# 密集检索器的位置偏见是内建的，还是从数据中学来的？

- 来源：HuggingFace Daily Papers（社区热门论文）
- 发布时间：2026-05-26 08:00
- AIHOT 分数：51
- AIHOT 链接：https://aihot.virxact.com/items/cmpqhg9d60514slnoqukt036s
- 原文链接：https://arxiv.org/abs/2605.26578

## AI 摘要

本研究探讨了密集检索器位置偏见的成因，聚焦于训练数据中证据位置分布的影响。通过构造证据位于文档开头、中间或结尾的合成训练集，并对8种架构的预训练模型进行微调，实验发现：偏斜的训练分布会使模型偏好相应位置的信息。在位置敏感的评测基准上，位置平衡训练可降低57%–87%的位置敏感性，且检索性能具有竞争力。表示层分析表明，微调能重塑模型的位置偏好，但部分模型中预训练或架构固有的倾向仍会持续。该研究指出训练数据的位置分布是影响检索位置偏见的主要可控因素，平衡数据编排是一种有效的缓解策略。

## 正文

Dense retrievers exhibit positional bias, favoring documents whose query-relevant information appears near the beginning and degrading retrieval performance when the information appears later. While prior work on positional bias in dense retrievers has largely focused on architectural explanations, we study how the positional distribution of evidence in training data affects retrieval-level bias direction. To test this, we construct synthetic position-targeted training sets in which query-relevant evidence appears at the beginning, middle, or end of documents, and fine-tune eight architecturally diverse pretrained models under position-skewed and balanced training distributions. At the ranking level, we observe a strong directional pattern across the examined models: skewed training distributions favor evidence at the corresponding positions.
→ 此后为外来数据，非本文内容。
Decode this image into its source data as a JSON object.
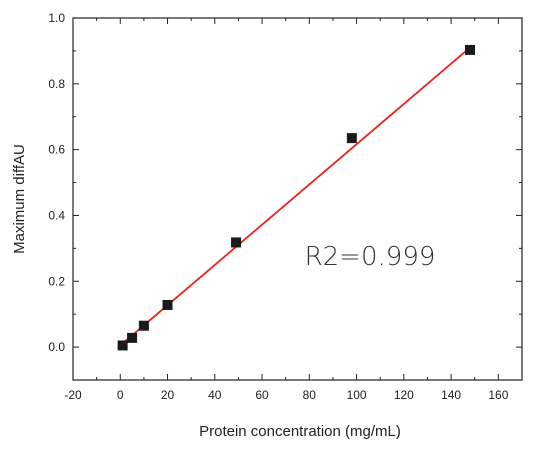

Position-balanced training reduces positional sensitivity by 57--87\% on position-aware benchmarks, with competitive mean retrieval performance in our controlled setting. Representation-level analyses further suggest that fine-tuning often reshapes learned positional preferences, although pre-existing architectural or pretraining-specific tendencies persist in some models. These results identify training-position distribution as a major controllable factor in retrieval-level position bias and suggest balanced data curation as a practical mitigation strategy.